News

Our work in the news

Wednesday, 29 November 2017

We've had a busy few weeks in the media, making interventions on a range of matters, from youth prisons to criminal records, knife violence, to the state of the probation service.

Last week, Richard, our Director, told The Times newspaper (£) that the government should end the 'failed' secure training centres experiment and close all three of them. His comments came in response to a damning Ofsted report on Oakhill secure training centre, run by the controversial security company, G4S. 'Secure training centres are neither secure for the children imprisoned, nor do they prepare children for adult life', Richard said.

Later in the week, Richard contributed to an investigation by The Economist into the flawed probation privatisation in England and Wales. Probation services, he told the magazine, delivered 'complex services to people with complex problems'; something the private companies have found difficult to adapt to.

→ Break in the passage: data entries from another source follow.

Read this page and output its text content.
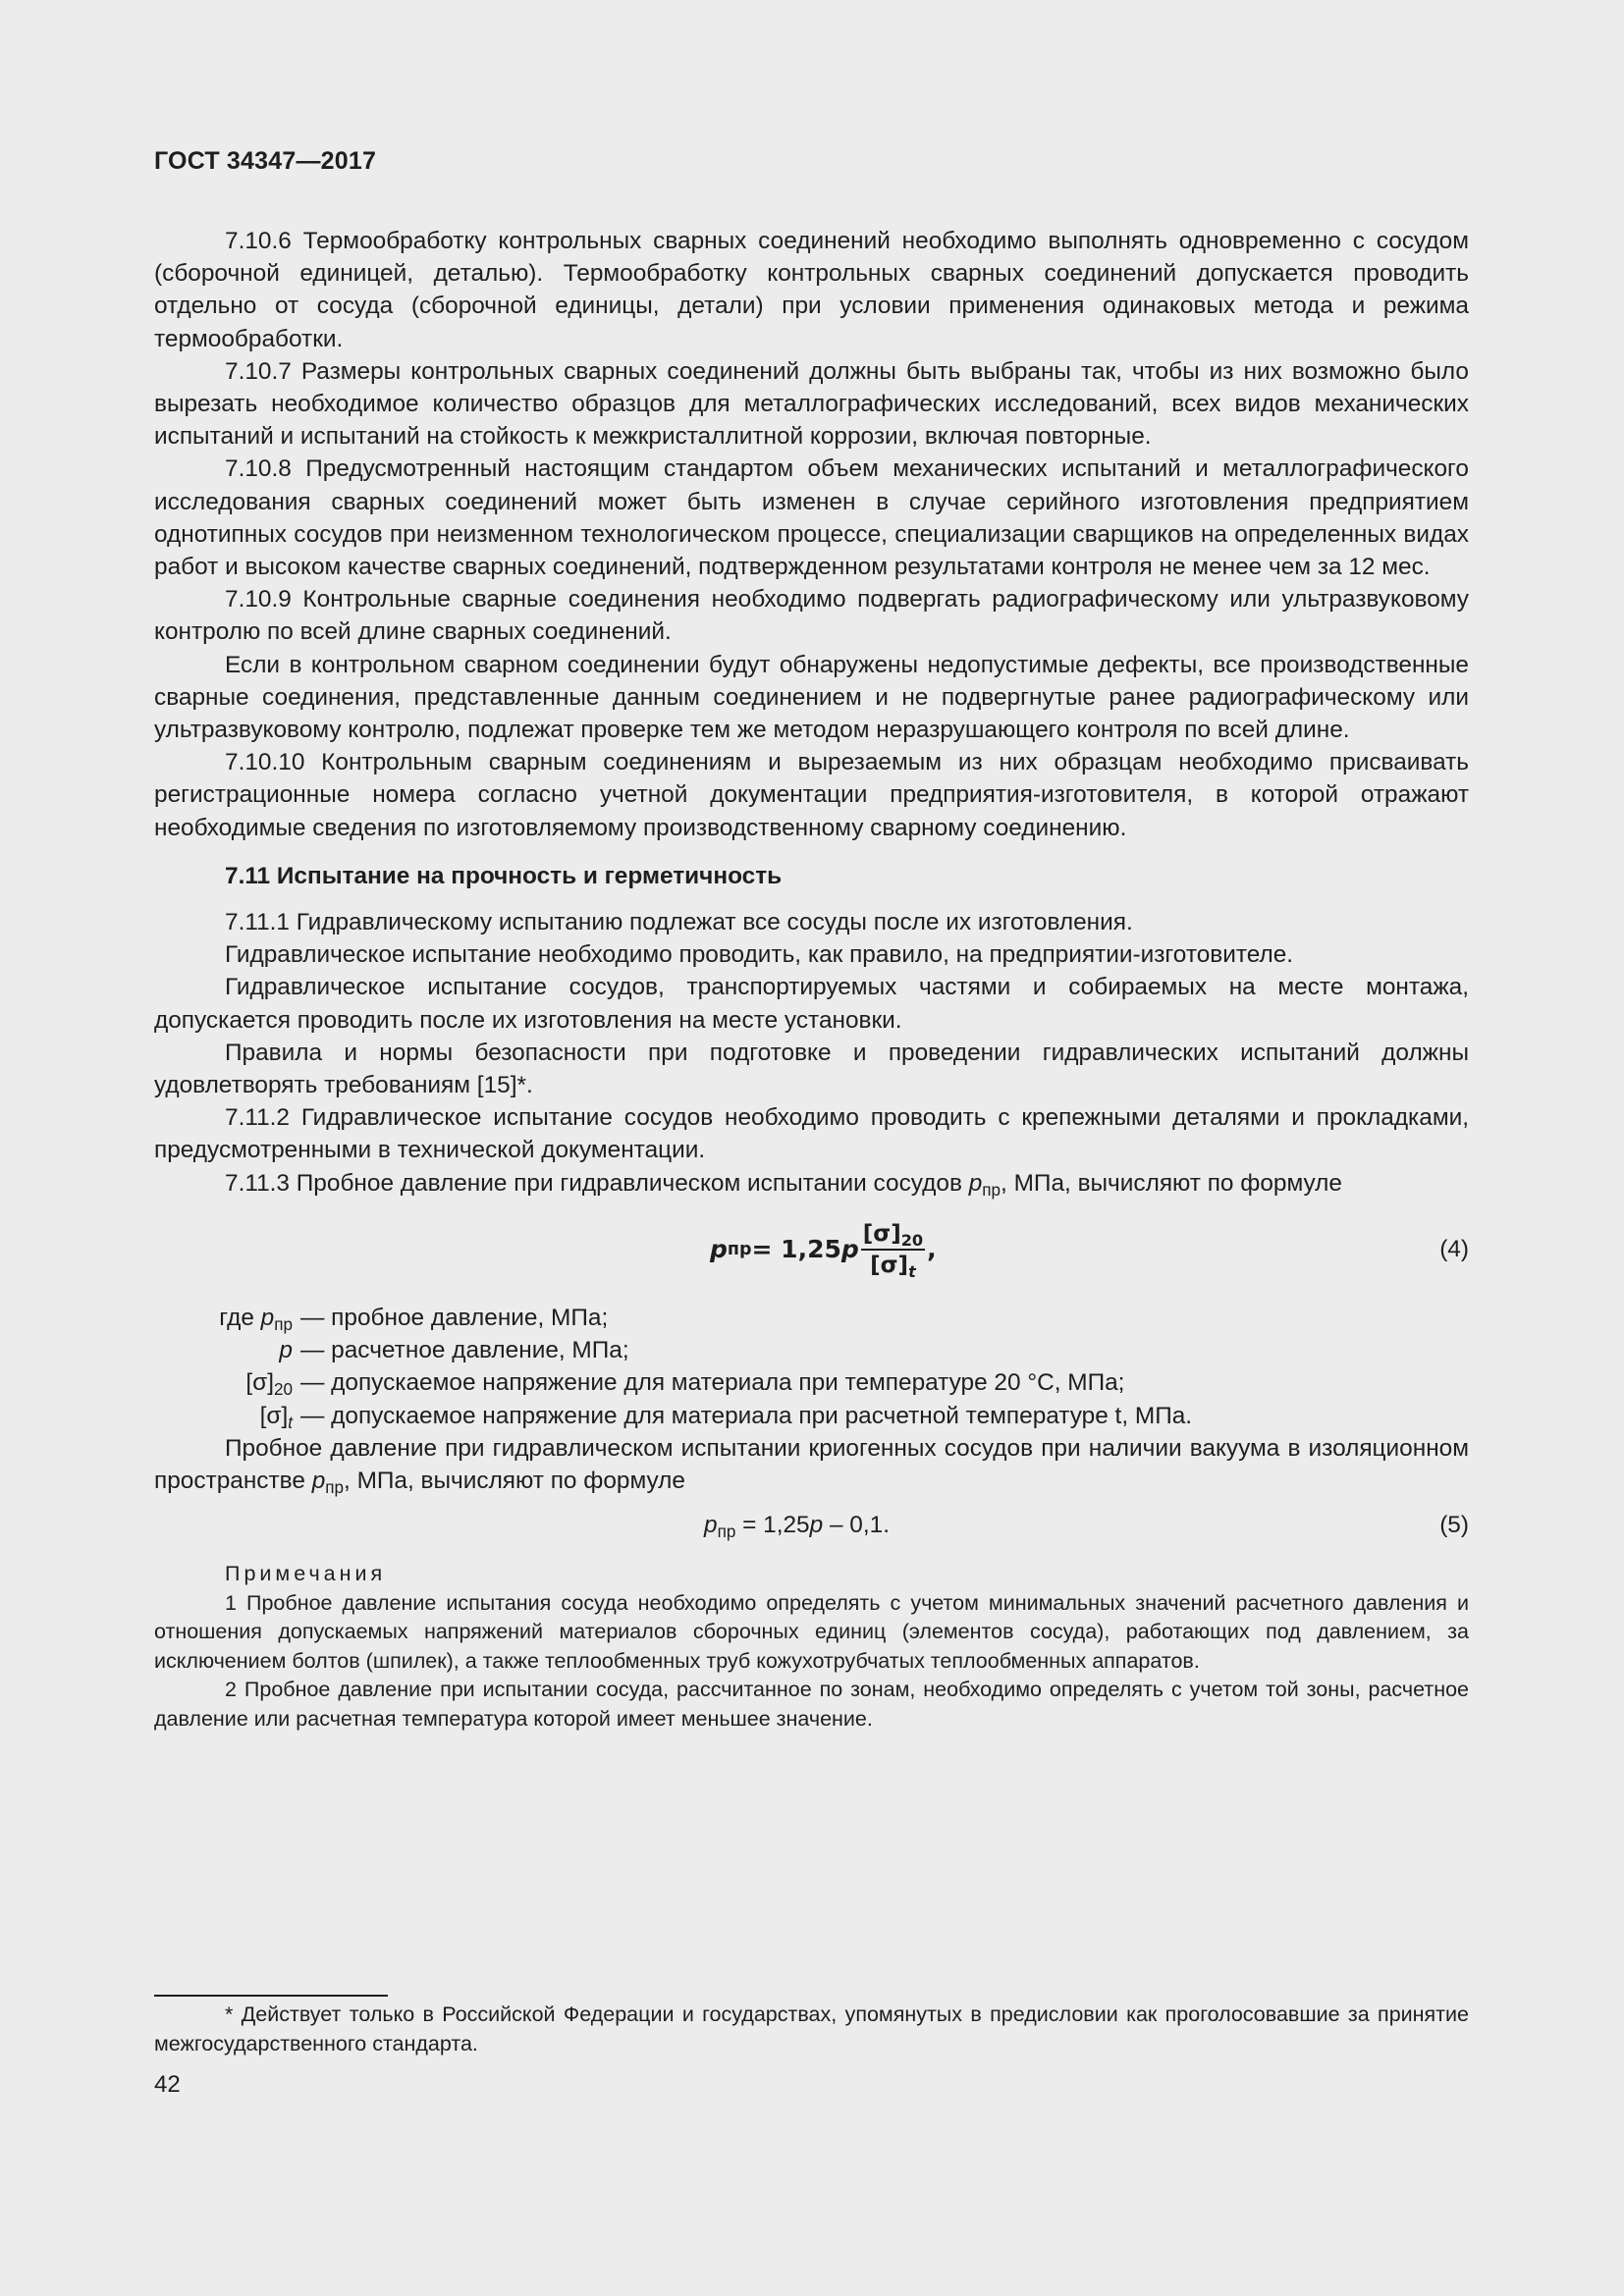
ГОСТ 34347—2017

7.10.6 Термообработку контрольных сварных соединений необходимо выполнять одновременно с сосудом (сборочной единицей, деталью). Термообработку контрольных сварных соединений допускается проводить отдельно от сосуда (сборочной единицы, детали) при условии применения одинаковых метода и режима термообработки.

7.10.7 Размеры контрольных сварных соединений должны быть выбраны так, чтобы из них возможно было вырезать необходимое количество образцов для металлографических исследований, всех видов механических испытаний и испытаний на стойкость к межкристаллитной коррозии, включая повторные.

7.10.8 Предусмотренный настоящим стандартом объем механических испытаний и металлографического исследования сварных соединений может быть изменен в случае серийного изготовления предприятием однотипных сосудов при неизменном технологическом процессе, специализации сварщиков на определенных видах работ и высоком качестве сварных соединений, подтвержденном результатами контроля не менее чем за 12 мес.

7.10.9 Контрольные сварные соединения необходимо подвергать радиографическому или ультразвуковому контролю по всей длине сварных соединений.

Если в контрольном сварном соединении будут обнаружены недопустимые дефекты, все производственные сварные соединения, представленные данным соединением и не подвергнутые ранее радиографическому или ультразвуковому контролю, подлежат проверке тем же методом неразрушающего контроля по всей длине.

7.10.10 Контрольным сварным соединениям и вырезаемым из них образцам необходимо присваивать регистрационные номера согласно учетной документации предприятия-изготовителя, в которой отражают необходимые сведения по изготовляемому производственному сварному соединению.

7.11 Испытание на прочность и герметичность

7.11.1 Гидравлическому испытанию подлежат все сосуды после их изготовления.

Гидравлическое испытание необходимо проводить, как правило, на предприятии-изготовителе.

Гидравлическое испытание сосудов, транспортируемых частями и собираемых на месте монтажа, допускается проводить после их изготовления на месте установки.

Правила и нормы безопасности при подготовке и проведении гидравлических испытаний должны удовлетворять требованиям [15]*.

7.11.2 Гидравлическое испытание сосудов необходимо проводить с крепежными деталями и прокладками, предусмотренными в технической документации.

7.11.3 Пробное давление при гидравлическом испытании сосудов $p_{пр}$, МПа, вычисляют по формуле

p пр = 1,25 p $\frac{[\sigma]_{20}}{[\sigma]_t}$ ,	(4)
где $p_{пр}$ — пробное давление, МПа;
p — расчетное давление, МПа;
$[\sigma]_{20}$ — допускаемое напряжение для материала при температуре 20 °С, МПа;
$[\sigma]_t$ — допускаемое напряжение для материала при расчетной температуре t, МПа.

Пробное давление при гидравлическом испытании криогенных сосудов при наличии вакуума в изоляционном пространстве $p_{пр}$, МПа, вычисляют по формуле

$p_{пр} = 1,25p - 0,1$.	(5)

Примечания

1 Пробное давление испытания сосуда необходимо определять с учетом минимальных значений расчетного давления и отношения допускаемых напряжений материалов сборочных единиц (элементов сосуда), работающих под давлением, за исключением болтов (шпилек), а также теплообменных труб кожухотрубчатых теплообменных аппаратов.

2 Пробное давление при испытании сосуда, рассчитанное по зонам, необходимо определять с учетом той зоны, расчетное давление или расчетная температура которой имеет меньшее значение.

* Действует только в Российской Федерации и государствах, упомянутых в предисловии как проголосовавшие за принятие межгосударственного стандарта.
42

Earlier in the month, the Islington Gazette covered news that the London Mayor was intervening in the sale of the former Holloway prison site. This follows pressure from our partners and us, calling on Mr Khan to consider bidding for the site. Welcoming the Mayor's intervention, our Senior Associate, Rebecca Roberts, told the paper that 'The Ministry of Justice have been clear that their main concern is profit, rather than considering the needs and views of the local community'.

Last Sunday, The Observer newspaper previewed our forthcoming report on the problematic criminal records checks regime. The report, due out next month, found that nearly three quarters of the million or so convictions revealed to employers each year in criminal records checks were more than a decade old. 'We were really struck that hundreds of thousands of disclosures related to historic offences,' our Research Director Roger Grimshaw told the paper. 'A lot can change in a decade or more. It’s important that mistakes of the distant past do not prejudice people’s chances of employment and rehabilitation.'

We recently collaborated with The Guardian newspaper on an investigation into stab wound deaths of young people in England and Wales. The rate of deaths, Richard told the paper, had 'been pretty consistent over time, regardless of policing tactics or the toughening up of sentencing policy. Indeed, the numbers of young people dying from stab wounds have risen as sentencing policy has toughened over recent years'. Reducing violent deaths, he said, 'requires social policies that tackle the root causes, not criminal justice policies that, at best, can only keep a lid on the problem'.

The Guardian piece was also picked up this morning by The Times (£).